Background: Despite strong performance on Venous Thromboembolism (VTE) Core Measures, our institutional approach to VTE prophylaxis placed significant burden on providers through frequent automated alerts. Within our Electronic Medical Record (EMR), provider alerts triggered when a patient with at least one identified risk factor for VTE did not have prophylactic medication ordered. However, only 11% of patient encounters with an alert resulted in a prophylaxis order. Ordering providers frequently chose an action that delayed the alert, resulting in retriggering the alert to the same or other provider at a later time. Despite the low efficiency of the alert system, our performance on VTE prophylaxis measures exceeded 90% compliance. The low efficiency of the alert was concerning for increasing the risk of alert fatigue. We were also concerned that alterations to the alert could jeopardize Core Measure performance and patient safety.

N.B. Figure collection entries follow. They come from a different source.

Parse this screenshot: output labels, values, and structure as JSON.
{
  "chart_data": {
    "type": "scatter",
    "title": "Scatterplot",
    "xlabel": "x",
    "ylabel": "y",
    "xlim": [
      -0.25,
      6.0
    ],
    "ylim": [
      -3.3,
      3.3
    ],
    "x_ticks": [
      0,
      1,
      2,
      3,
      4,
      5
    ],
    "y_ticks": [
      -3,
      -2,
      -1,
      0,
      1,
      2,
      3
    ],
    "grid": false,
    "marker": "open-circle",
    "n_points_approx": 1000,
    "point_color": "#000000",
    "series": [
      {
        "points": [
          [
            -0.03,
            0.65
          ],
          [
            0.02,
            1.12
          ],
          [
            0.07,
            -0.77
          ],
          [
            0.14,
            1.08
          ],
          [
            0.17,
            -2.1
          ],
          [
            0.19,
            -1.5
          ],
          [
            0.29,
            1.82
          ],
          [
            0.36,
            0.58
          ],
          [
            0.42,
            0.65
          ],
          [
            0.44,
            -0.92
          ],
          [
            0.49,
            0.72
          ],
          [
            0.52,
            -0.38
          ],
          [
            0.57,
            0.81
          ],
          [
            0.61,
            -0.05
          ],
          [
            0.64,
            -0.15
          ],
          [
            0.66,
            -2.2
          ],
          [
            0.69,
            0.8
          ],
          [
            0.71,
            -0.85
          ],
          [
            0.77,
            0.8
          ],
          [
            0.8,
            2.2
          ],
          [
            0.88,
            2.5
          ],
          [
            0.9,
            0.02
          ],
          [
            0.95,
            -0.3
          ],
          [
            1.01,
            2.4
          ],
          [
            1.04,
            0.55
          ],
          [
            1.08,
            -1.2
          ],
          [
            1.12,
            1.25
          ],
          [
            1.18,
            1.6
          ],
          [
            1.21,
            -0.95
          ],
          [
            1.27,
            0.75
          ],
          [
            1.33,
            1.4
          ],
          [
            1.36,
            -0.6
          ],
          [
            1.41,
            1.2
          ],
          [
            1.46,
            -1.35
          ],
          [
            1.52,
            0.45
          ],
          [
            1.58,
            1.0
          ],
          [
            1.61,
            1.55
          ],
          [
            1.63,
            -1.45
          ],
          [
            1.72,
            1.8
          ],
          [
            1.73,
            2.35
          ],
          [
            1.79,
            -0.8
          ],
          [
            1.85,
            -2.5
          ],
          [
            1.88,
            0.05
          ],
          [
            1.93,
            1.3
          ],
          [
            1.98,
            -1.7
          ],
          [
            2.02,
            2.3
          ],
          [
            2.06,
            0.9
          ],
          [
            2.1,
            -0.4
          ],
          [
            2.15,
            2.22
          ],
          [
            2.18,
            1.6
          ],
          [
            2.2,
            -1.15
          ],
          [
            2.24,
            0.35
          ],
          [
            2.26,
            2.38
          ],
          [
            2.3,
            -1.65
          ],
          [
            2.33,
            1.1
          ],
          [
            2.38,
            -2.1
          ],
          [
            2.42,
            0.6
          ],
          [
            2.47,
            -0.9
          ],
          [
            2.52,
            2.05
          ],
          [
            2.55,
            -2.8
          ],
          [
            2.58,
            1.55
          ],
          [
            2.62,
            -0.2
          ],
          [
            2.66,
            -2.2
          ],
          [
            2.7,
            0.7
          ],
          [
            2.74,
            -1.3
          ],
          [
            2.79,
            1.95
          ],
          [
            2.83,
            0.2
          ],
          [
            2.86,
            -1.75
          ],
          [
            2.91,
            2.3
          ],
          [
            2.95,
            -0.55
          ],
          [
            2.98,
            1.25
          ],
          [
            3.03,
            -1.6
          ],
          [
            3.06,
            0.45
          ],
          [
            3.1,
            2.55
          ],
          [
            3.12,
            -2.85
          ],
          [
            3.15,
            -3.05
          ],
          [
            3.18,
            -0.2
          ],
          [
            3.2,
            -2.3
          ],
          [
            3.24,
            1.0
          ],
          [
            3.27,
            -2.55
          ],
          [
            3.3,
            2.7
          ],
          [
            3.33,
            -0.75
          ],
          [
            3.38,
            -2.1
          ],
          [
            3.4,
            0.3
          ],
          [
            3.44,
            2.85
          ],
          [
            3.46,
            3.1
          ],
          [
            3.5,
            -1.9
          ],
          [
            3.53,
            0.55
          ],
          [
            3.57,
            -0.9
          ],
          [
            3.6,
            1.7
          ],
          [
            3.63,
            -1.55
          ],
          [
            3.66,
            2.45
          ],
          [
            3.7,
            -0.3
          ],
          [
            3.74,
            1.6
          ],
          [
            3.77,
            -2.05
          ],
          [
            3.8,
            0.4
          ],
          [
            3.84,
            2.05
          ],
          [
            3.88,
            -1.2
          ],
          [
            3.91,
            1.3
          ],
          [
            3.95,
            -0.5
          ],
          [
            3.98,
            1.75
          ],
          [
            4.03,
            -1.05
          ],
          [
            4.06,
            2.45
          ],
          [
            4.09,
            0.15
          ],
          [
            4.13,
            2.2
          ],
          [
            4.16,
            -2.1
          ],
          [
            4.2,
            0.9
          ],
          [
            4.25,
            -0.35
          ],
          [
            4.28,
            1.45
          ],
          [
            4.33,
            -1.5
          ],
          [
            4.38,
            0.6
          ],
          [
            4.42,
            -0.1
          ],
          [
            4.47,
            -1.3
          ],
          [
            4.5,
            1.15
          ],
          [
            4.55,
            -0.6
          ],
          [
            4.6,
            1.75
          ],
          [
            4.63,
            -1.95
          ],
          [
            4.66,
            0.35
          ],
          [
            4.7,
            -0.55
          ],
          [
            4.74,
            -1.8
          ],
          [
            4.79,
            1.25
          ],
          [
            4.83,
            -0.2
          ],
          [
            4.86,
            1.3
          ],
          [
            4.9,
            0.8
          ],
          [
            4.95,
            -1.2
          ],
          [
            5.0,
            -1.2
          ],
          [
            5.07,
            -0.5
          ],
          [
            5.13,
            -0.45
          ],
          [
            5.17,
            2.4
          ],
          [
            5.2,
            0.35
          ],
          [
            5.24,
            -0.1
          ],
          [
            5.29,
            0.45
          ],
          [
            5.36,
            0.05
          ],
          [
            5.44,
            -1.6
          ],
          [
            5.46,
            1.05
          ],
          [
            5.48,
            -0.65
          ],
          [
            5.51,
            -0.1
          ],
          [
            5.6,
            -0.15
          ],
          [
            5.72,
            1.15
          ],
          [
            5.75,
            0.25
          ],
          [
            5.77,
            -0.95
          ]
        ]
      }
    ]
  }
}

Methods: Our aim was to reduce the firing of VTE prophylaxis alerts by 50% within 6 months without impacting patient safety or VTE-1 performance. Our secondary measure was to decrease the frequency of the alert and decrease provider time addressing the alert. We estimated provider time addressing the alert as “dwell time:” the time between the triggered BPA and the provider action to address the alert. Using AHRQ’s Five Right to Clinical Decision Support framework, we revised the VTE-1 alert three iterative cycles: 1) Excluding some provider types from triggering the alert, including the emergency department and procedural areas. Additionally, for the consulting only providers, postponing the re-firing of the alert from one hour to 24 hours. 2) The second cycle limited the alert to adult patients. 3) The third cycle removed two risk factors (coronary artery disease and dehydration) and modified two others (chronic kidney disease and warfarin use).

Performance on eCQM data was captured in a report populated from discrete data elements captured within provider EMR documentation. The results were reviewed weekly during the active improvement phase. We generated and validated the algorithm for the report in collaboration with clinical experts, information technology, and by manual abstraction performed by our existing Core Measures auditing group.

Results: At baseline, providers received 1194 VTE alerts per week. After the first revision, alerts dropped to 722 (P < 0.001). They dropped to 615 per week after the second cycle, but this drop was not statistically significant (P = 0.168). Performance on the eCQM VTE-1 measure was unchanged before and after our improvement cycles (79 vs. 78%, P = 0.628). Mean dwell time after a VTE provider alert was 6 seconds. This translates to 104 provider-hour per year spent responding to VTE alerts. If the observed trends hold after our improvement cycle, the net savings to the institution would be 50 provider-hours per year.

Conclusions: Refining the firing criteria for our VTE alert achieved our goal of reducing the firing rate while maintaining our compliance on VTE-1. In addition to that it can help the institution to save physician’s time that can be directed to patient care.